(Tifariti, Sáhara Occidental, 2006)
Al decir de la RAE, el horizonte es el "límite visual de la superficie terrestre, donde parecen juntarse el cielo y la tierra". Para nosotros, niños, era aquella raya lejana, inquieta, que dividía el mar del cielo, para la que no sabíamos calcular la distancia real, porque siempre estaba moviéndose, aunque parecía detenida, y a la que aspirábamos a llegar alguna vez. Intentábamos acercarnos a ella nadando cada vez que nos metíamos en el agua, pero se alejaba, sin darnos ninguna posibilidad, convirtiéndose en algo imposible, en un sueño irrealizable para nuestras mentes infantiles.

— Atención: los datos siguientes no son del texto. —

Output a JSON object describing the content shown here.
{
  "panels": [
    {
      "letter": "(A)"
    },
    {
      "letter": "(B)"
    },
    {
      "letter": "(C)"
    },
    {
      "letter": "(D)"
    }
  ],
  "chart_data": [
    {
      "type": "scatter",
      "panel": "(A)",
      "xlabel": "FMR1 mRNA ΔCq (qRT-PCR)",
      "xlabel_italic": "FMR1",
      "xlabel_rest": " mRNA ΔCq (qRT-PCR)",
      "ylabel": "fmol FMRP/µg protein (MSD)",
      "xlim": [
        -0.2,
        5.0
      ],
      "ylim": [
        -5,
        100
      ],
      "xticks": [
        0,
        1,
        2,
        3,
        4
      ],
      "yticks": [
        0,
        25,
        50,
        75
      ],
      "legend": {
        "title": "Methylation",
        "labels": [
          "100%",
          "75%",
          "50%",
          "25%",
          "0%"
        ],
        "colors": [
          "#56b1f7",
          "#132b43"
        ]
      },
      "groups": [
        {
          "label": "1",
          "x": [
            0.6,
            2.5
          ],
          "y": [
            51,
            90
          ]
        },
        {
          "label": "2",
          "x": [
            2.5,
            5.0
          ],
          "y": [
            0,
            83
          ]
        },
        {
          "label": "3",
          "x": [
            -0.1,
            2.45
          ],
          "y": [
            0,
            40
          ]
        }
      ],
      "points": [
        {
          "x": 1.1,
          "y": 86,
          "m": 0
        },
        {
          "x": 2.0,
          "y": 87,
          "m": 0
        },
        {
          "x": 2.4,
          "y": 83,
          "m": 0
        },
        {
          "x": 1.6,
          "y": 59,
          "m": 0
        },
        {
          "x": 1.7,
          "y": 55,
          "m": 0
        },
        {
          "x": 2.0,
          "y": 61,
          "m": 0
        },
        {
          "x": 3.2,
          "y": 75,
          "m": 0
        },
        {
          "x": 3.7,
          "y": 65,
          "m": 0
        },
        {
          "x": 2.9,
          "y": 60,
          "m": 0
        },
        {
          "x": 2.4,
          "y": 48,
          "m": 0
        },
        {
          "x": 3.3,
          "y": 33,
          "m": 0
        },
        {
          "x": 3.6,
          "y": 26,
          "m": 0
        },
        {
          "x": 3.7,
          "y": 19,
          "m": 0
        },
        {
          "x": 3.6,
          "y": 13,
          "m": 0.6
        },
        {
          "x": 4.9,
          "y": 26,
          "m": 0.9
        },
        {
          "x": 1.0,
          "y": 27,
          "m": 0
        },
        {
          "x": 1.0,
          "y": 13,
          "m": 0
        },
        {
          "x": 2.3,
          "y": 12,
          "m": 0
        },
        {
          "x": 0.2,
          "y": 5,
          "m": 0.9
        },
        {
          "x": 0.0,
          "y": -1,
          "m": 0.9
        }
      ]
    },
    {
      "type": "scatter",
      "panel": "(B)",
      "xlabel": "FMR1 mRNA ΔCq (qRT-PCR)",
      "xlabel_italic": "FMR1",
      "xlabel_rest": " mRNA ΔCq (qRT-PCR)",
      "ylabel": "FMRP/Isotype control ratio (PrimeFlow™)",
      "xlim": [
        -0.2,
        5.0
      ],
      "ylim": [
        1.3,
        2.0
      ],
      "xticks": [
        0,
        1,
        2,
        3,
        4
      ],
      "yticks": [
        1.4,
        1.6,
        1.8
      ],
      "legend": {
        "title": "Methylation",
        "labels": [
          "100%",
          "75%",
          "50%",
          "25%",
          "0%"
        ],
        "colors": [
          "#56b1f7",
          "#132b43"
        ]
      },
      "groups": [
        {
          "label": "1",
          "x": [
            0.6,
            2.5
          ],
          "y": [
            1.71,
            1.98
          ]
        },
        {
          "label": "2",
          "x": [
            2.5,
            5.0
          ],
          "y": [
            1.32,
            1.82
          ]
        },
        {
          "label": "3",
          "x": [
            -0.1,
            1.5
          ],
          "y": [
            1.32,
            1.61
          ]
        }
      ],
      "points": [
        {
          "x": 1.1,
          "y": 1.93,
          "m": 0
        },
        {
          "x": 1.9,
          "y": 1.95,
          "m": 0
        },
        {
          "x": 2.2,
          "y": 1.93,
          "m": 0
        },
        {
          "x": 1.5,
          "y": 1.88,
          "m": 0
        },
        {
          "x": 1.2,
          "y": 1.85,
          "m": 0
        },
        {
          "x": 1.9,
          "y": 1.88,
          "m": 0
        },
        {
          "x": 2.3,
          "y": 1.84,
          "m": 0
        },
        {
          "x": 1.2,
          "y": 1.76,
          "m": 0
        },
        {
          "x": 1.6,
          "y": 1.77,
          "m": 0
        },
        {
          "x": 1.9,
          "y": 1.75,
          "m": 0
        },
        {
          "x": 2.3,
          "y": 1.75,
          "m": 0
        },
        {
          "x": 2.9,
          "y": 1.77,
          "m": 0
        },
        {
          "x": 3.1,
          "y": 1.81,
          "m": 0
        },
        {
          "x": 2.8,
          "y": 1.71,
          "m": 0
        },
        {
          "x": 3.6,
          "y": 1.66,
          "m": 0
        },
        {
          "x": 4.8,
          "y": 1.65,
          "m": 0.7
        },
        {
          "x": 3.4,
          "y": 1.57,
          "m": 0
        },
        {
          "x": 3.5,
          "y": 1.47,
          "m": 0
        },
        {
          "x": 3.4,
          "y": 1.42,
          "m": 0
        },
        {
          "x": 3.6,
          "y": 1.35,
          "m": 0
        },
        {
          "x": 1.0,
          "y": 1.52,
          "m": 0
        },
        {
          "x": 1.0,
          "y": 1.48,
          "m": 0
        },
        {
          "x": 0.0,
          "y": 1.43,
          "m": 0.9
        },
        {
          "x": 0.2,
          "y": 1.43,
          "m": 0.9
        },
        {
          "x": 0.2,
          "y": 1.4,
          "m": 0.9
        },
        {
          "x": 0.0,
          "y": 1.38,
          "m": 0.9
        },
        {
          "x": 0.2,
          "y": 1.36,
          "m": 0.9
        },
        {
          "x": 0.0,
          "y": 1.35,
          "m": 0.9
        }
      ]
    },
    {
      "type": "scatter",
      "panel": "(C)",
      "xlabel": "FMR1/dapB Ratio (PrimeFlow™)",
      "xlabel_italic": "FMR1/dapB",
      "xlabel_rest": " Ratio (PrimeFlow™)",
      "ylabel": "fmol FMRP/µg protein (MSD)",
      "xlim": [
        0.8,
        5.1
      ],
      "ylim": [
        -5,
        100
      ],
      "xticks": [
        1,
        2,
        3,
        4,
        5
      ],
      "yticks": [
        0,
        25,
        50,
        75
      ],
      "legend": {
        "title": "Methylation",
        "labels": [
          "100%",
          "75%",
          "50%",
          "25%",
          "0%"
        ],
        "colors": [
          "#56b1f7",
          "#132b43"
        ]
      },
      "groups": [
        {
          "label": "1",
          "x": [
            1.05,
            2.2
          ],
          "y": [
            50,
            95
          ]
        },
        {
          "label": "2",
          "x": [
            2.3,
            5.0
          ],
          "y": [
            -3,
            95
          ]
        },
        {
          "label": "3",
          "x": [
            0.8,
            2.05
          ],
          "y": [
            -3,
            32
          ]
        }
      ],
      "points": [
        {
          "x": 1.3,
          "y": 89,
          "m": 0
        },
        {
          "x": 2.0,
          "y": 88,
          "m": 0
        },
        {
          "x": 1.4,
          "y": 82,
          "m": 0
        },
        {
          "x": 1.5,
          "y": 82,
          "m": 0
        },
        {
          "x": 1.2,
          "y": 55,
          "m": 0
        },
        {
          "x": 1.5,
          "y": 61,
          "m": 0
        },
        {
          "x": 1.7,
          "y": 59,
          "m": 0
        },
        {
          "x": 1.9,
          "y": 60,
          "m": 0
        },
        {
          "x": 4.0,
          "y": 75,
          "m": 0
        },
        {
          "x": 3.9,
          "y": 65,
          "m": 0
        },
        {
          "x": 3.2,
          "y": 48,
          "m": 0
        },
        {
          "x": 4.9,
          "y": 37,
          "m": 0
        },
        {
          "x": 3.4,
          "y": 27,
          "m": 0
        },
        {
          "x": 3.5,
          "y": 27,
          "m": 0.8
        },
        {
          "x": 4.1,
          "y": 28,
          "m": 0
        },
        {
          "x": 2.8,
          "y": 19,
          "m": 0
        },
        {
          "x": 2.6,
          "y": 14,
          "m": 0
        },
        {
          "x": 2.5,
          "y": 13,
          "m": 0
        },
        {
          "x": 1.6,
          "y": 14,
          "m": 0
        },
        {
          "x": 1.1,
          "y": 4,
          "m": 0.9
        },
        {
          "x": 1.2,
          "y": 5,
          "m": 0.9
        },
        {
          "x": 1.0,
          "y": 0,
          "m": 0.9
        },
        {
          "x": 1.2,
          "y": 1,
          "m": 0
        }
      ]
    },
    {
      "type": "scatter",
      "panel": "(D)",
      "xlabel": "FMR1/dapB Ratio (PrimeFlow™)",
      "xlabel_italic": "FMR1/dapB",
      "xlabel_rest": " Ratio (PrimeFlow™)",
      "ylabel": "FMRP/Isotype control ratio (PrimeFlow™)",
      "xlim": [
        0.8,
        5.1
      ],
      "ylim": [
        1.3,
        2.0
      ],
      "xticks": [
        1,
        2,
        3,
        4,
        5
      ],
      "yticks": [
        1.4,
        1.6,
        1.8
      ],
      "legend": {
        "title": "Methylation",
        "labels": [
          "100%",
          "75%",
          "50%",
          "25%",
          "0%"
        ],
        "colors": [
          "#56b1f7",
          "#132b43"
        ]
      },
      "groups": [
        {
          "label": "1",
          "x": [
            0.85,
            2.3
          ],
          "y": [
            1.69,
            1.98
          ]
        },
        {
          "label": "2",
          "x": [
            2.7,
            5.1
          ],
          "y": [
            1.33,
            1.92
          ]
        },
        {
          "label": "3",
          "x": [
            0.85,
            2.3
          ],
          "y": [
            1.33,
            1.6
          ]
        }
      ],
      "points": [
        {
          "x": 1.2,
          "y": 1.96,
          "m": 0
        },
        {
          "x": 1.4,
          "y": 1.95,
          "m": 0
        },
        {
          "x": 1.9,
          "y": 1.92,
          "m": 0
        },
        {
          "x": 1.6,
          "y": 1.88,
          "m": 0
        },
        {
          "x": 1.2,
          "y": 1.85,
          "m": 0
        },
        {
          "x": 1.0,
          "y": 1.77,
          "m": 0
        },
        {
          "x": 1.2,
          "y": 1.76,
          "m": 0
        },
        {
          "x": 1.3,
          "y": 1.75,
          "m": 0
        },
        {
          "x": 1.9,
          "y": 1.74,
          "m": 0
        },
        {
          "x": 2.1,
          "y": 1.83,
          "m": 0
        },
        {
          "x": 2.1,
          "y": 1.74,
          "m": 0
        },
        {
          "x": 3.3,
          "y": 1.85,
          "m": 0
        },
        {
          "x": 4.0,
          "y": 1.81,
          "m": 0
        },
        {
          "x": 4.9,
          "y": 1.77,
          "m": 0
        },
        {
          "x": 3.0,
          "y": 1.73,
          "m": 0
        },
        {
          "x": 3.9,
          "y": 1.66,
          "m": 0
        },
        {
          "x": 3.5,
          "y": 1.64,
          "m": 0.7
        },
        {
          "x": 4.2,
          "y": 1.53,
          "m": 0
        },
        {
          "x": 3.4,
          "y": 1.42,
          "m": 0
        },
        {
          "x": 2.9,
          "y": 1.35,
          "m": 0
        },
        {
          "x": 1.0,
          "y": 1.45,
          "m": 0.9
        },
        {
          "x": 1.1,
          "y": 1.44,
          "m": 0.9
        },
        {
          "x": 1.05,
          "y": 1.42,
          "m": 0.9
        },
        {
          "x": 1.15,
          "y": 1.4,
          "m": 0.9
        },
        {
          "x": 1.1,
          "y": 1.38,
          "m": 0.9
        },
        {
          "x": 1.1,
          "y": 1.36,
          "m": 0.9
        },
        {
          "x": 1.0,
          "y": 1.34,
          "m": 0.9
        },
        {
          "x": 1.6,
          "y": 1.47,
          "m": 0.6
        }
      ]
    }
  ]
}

Pero esa línea, tan engañosa como otras muchas que traza nuestra mente, es también imaginaria. Porque no siempre lo que se une en esa frontera visual coincide con lo que creemos ver, como si se tratara de un espejismo. En el atardecer de Tifariti, en territorio liberado del Sáhara Occidental, lo que asemeja el mar, oscurecido por la ausencia de una luz que se diluye lentamente, no es más que una extensión de arena que, cuando vuelva a salir al sol unas horas después, se convertirá en tierra inhóspita, castigada por el excesivo calor, a la que aspirar a regresar un pueblo inmerso en lo que los sesudos analistas califican de "conflicto olvidado".